A situação era a seguinte em 1941. O governo militarista e expansionista do Japão estava dividido entre duas correntes: uma queria retormar a velha guerra com a Rússia. A outra queria ajudar os nazistas contra as potências ocidentais. A Rússia, sob ataque alemão desde junho, não podia oferecer resistência eficaz aos japoneses do outro lado do território. Profundo conhecedor da língua, da cultura e da política japonesas, e colocado, ademais, numa posição desde a qual podia facilmente influenciar as decisões econômicas do governo Roosevelt, Harry Dexter White foi contratado pelos soviéticos para criar artificialmente um conflito entre o Japão e os EUA. A seqüência de memorandos e estudos estratégicos com que ele remoldou para pior as relações econômicas entre os dois países foi uma obra de gênio, levando Roosevelt a impor às importacões japonesas de petróleo limitações drásticas que do ponto de vista americano pareciam simplesmente razoáveis, mas que no contexto japonês, e em língua japonesa, soavam como verdadeiras declarações de guerra. O Japão respondeu com o ataque a Pearl Harbor em 7 de dezembro de 1941 – não por coincidência, um dia depois que a Rússia, livre da ameaça nipônica, lançava aos alemães um contra-ataque maciço.

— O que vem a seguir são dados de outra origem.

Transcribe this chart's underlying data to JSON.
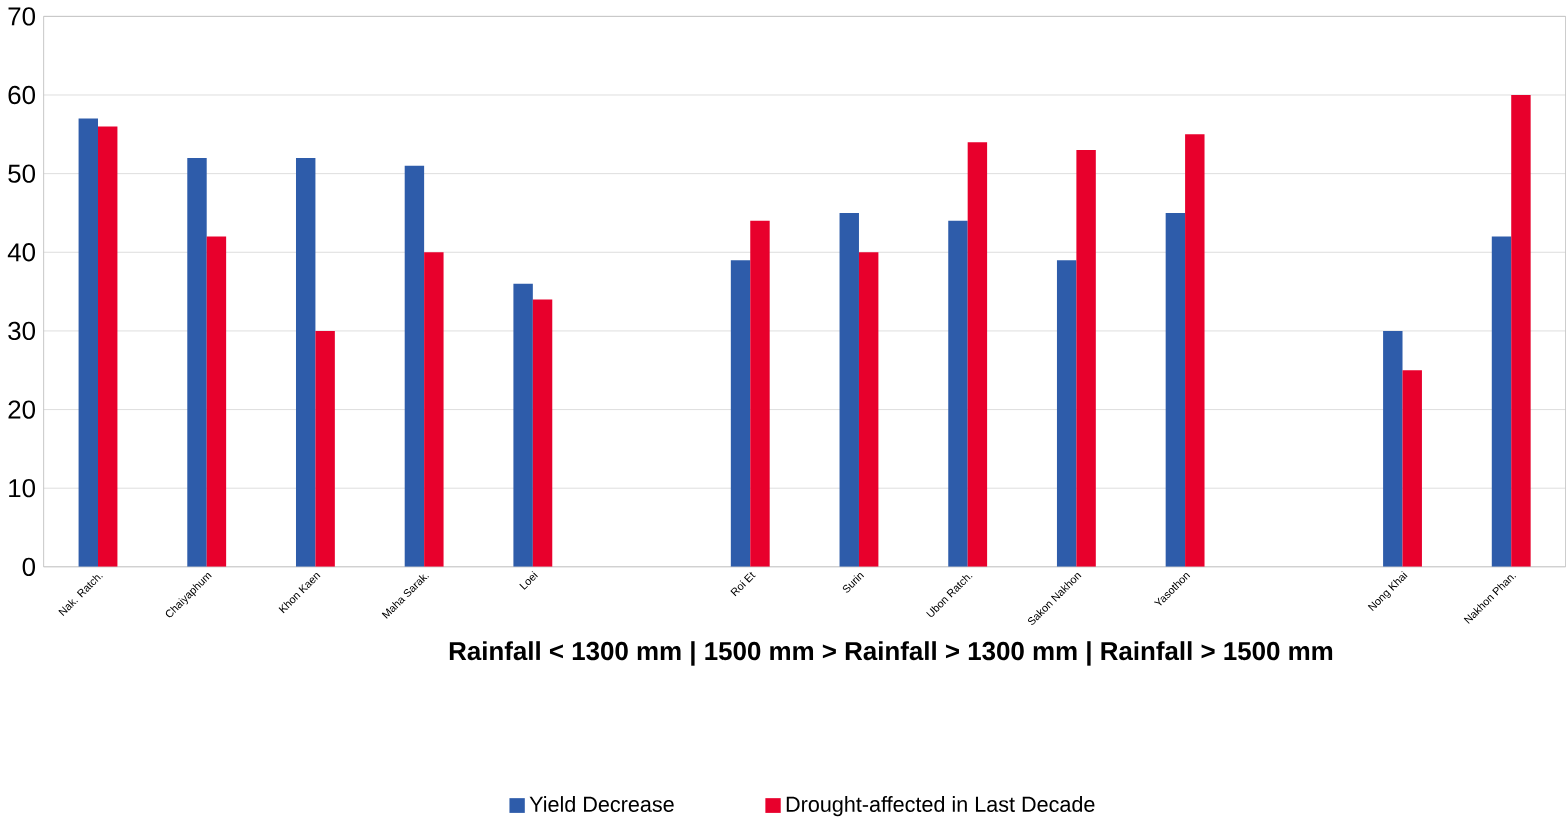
{
  "chart_data": {
    "type": "bar",
    "categories": [
      "Nak. Ratch.",
      "Chaiyaphum",
      "Khon Kaen",
      "Maha Sarak.",
      "Loei",
      null,
      "Roi Et",
      "Surin",
      "Ubon Ratch.",
      "Sakon Nakhon",
      "Yasothon",
      null,
      "Nong Khai",
      "Nakhon Phan."
    ],
    "series": [
      {
        "name": "Yield Decrease",
        "color": "#2e5caa",
        "values": [
          57,
          52,
          52,
          51,
          36,
          null,
          39,
          45,
          44,
          39,
          45,
          null,
          30,
          42
        ]
      },
      {
        "name": "Drought-affected in Last Decade",
        "color": "#e8002c",
        "values": [
          56,
          42,
          30,
          40,
          34,
          null,
          44,
          40,
          54,
          53,
          55,
          null,
          25,
          60
        ]
      }
    ],
    "xlabel": "Rainfall < 1300 mm    |  1500 mm > Rainfall > 1300 mm | Rainfall > 1500 mm",
    "ylim": [
      0,
      70
    ],
    "yticks": [
      0,
      10,
      20,
      30,
      40,
      50,
      60,
      70
    ],
    "grid": "y",
    "legend": "bottom"
  }
}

Psicologicamente, Pearl Harbor é ainda hoje um símbolo aglutinador do patriotismo americano, mas, em termos substantivos, foi uma tremenda vitória da desinformação soviética.
O outro tipo de desinformação é antes uma obra de engenharia social. Não se dirige ao governo para moldar suas decisões, mas, ao contrário, vem do governo e de seus centros de poder associados e desce para a massa popular, depois que as decisões já estão tomadas e é preciso, para implementá-las, conquistar o apoio do eleitorado, mantê-lo na total ignorância do que os altos círculos estão fazendo ou ajustar sua conduta aos padrões exigidos pela nova política.
Pode-se chamar esses dois tipos de micro e macrodesinformação. As dificuldades são consideráveis em ambos os casos, mas de natureza bem diversa. Se o primeiro é inviável sem o máximo de sigilo e o manejo fino do fluxo de informações, o segundo requer o controle completo dos meios maiores e mais prestigiosos de difusão, podendo no entanto coexistir com alguma contestação menor – ou marginal — que, estatisticamente, não afete os sentimentos da massa popular.
No Brasil essa condição é facílima de alcançar, pois a grande mídia foi sempre dependente de verbas governamentais e não se atreve a morder a mão que a alimenta. Foi assim que os maiores jornais e canais de TV consentiram em ocultar a existência do Foro de São Paulo até o momento em que, dominador completo da situação continental, este já podia se exibir em público sem maiores riscos.
Nos EUA a coisa teve de ser precedida de um longo e complexo processo de concentração da mídia nas mãos dos grupos globalistas que hoje disputam com a Rússia as afeições do bloco islâmico. Quando esses grupos colocaram Barack Hussein Obama no governo para minar o poder nacional dos EUA e operar um giro de 180 graus na política externa americana, fazendo do antigo aliado de Israel o maior protetor que os radicais muçulmanos já tiveram no Ocidente, a mídia já estava preparada para ocultar não somente a biografia altamente comprometedora do presidente, mas até algumas das suas executive orders mais ambiciosas e daninhas, que entram em vigor sem que a população fique sabendo de nada.